Vor der Arbeitsaufnahme muss der Mitarbeiter zwingend:

  1. Eine medizinische Untersuchung und (oder) eine psychiatrische Begutachtung durchlaufen. Die medizinischen Untersuchungen hängen von den schädlichen Faktoren ab, die bei der speziellen Bewertung der Arbeitsbedingungen festgestellt wurden, oder von der Art der ausgeführten Arbeit (z. B. Arbeiten in der Höhe).
  2. Über die entsprechende Qualifikation verfügen, einschließlich der obligatorischen Schulungen und Unterweisungen im HSE-Bereich.
  3. Mit persönlicher und kollektiver Schutzausrüstung gegen die Einwirkung schädlicher Produktionsfaktoren ausgestattet sein.
  4. Seinen Arbeitsplatz für die sichere Ausführung der Arbeiten vorbereiten.

Bei Nichteinhaltung der ersten drei Punkte muss der Mitarbeiter gemäß Art. 76 des Arbeitsgesetzbuches der Russischen Föderation von der Arbeit freigestellt werden.

2. Phase – Der Arbeitsprozess

Erstens muss der Mitarbeiter während der Arbeitsausführung die hygienischen Standards der Arbeitstätigkeit einhalten. Eine der Barrieren, die zum Schutz des Mitarbeiters vor schädlichen Produktionsfaktoren beitragen, ist die Zeitbegrenzung. Nicht umsonst wurde aufgrund der Ergebnisse der speziellen Bewertung der Arbeitsbedingungen für Unterklassen über 3.3 ein verkürzter Arbeitstag eingeführt.

Zweitens ist die Einhaltung der Arbeitstechnologie ebenfalls eine entsprechende Sicherheitsbarriere. Werkzeuge, Geräte und Materialien wählt der Mitarbeiter gemäß den Vorgaben des technologischen Prozesses aus.
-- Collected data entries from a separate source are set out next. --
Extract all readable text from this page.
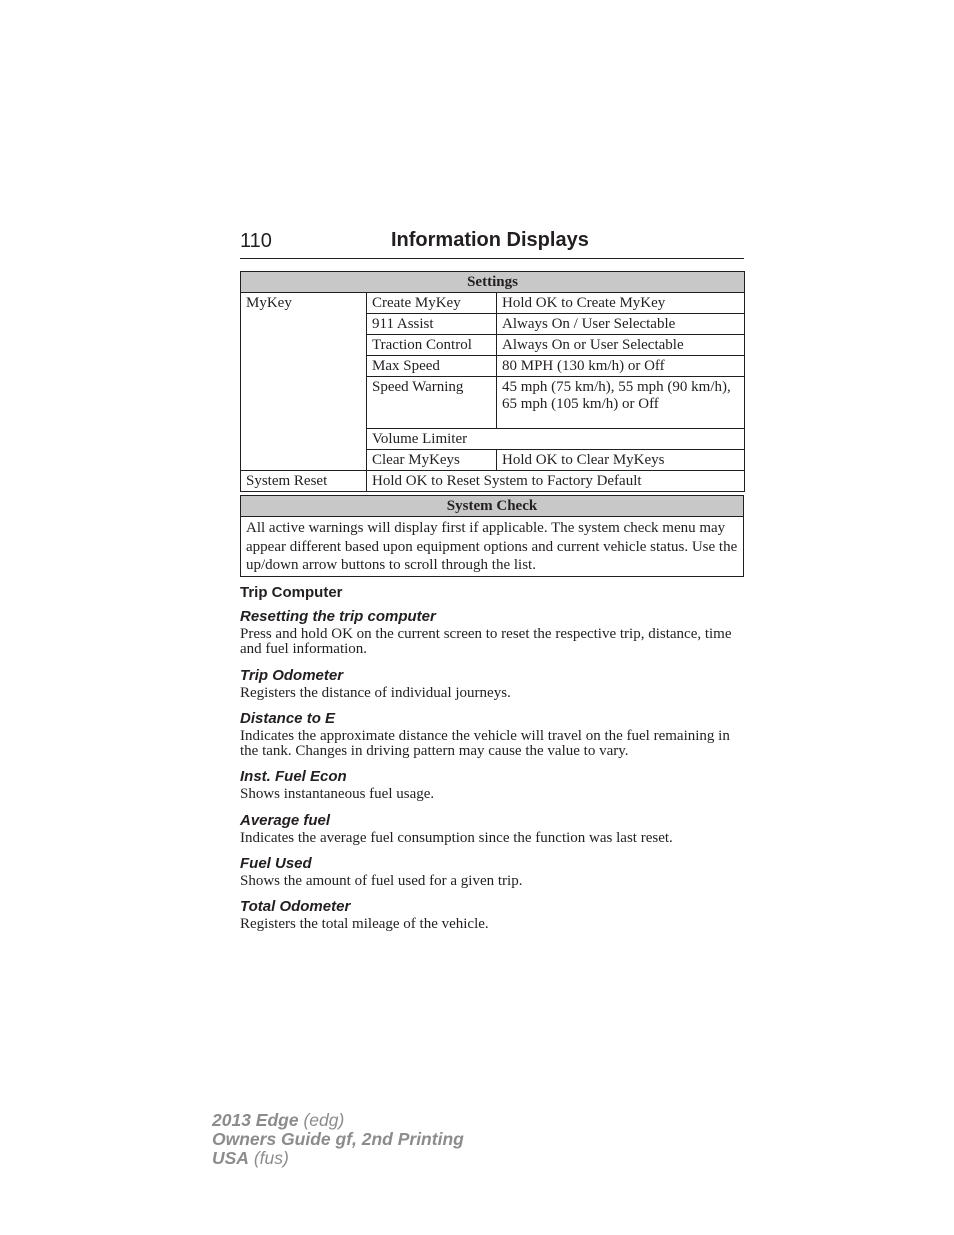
110	Information Displays
Settings		
MyKey	Create MyKey	Hold OK to Create MyKey
	911 Assist	Always On / User Selectable
	Traction Control	Always On or User Selectable
	Max Speed	80 MPH (130 km/h) or Off
	Speed Warning	45 mph (75 km/h), 55 mph (90 km/h), 65 mph (105 km/h) or Off
	Volume Limiter	
	Clear MyKeys	Hold OK to Clear MyKeys
System Reset	Hold OK to Reset System to Factory Default	
System Check
All active warnings will display first if applicable. The system check menu may appear different based upon equipment options and current vehicle status. Use the up/down arrow buttons to scroll through the list.
Trip Computer
Resetting the trip computer

Press and hold OK on the current screen to reset the respective trip, distance, time and fuel information.

Trip Odometer

Registers the distance of individual journeys.

Distance to E

Indicates the approximate distance the vehicle will travel on the fuel remaining in the tank. Changes in driving pattern may cause the value to vary.

Inst. Fuel Econ

Shows instantaneous fuel usage.

Average fuel

Indicates the average fuel consumption since the function was last reset.

Fuel Used

Shows the amount of fuel used for a given trip.

Total Odometer

Registers the total mileage of the vehicle.

2013 Edge (edg)
Owners Guide gf, 2nd Printing
USA (fus)
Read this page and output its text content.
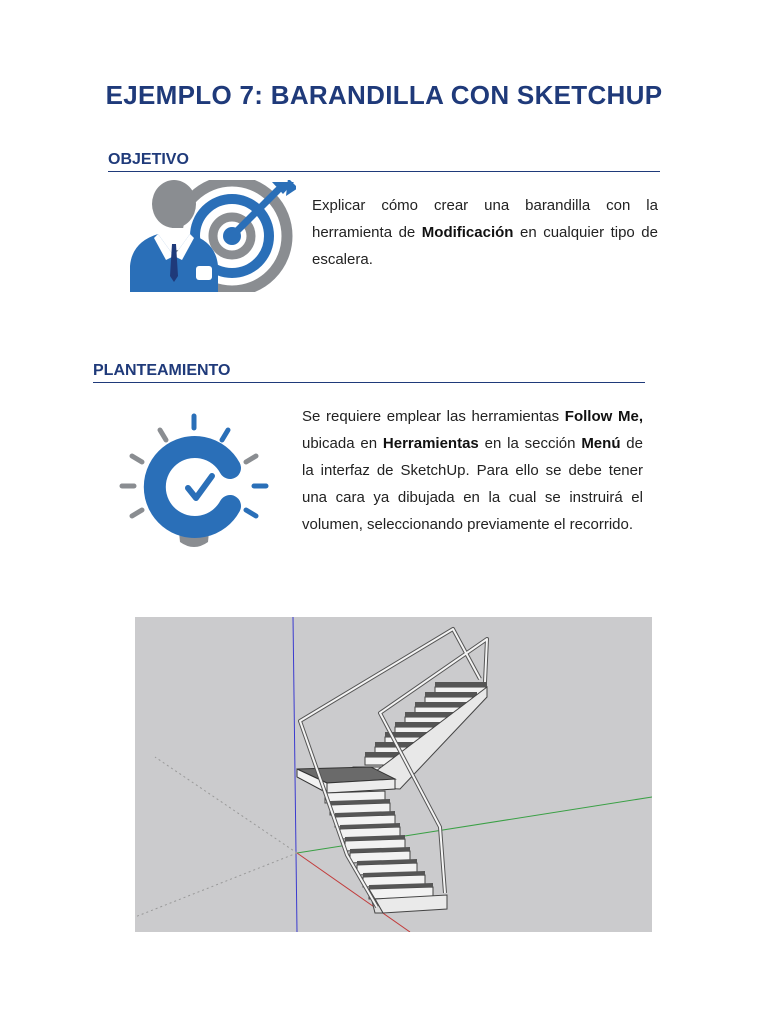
EJEMPLO 7: BARANDILLA CON SKETCHUP
OBJETIVO
Explicar cómo crear una barandilla con la herramienta de Modificación en cualquier tipo de escalera.
PLANTEAMIENTO
Se requiere emplear las herramientas Follow Me, ubicada en Herramientas en la sección Menú de la interfaz de SketchUp. Para ello se debe tener una cara ya dibujada en la cual se instruirá el volumen, seleccionando previamente el recorrido.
3. Phase – Abschluss des Arbeitsprozesses

Zum Abschluss des Arbeitsprozesses befolgt der Mitarbeiter die sanitär-hygienischen Normen. Dies betrifft vor allem Sauberkeit, Ordentlichkeit und Sorgfalt.

4. Phase – Erholung

Natürlich ist es nach dem Ende der Schicht notwendig, Kraft und Energie zu regenerieren. Dazu sind eine richtige Ernährung und eine qualitativ hochwertige Erholung erforderlich.

Es ist ratsam, ein Audit über den gesamten Zyklus der „Mitarbeiterreise im HSE-System“ durchzuführen. Dies hilft dabei, die kritischsten Punkte zu identifizieren und Prioritäten für die Umsetzung von Änderungen zu setzen. Hilfreich ist die Entwicklung von Kennzahlen für jeden Prozess, anhand derer später die Dynamik der Verbesserungen verfolgt und letztendlich die Korrelation zwischen Prozesskennzahlen und Unfallzahlen überprüft werden kann.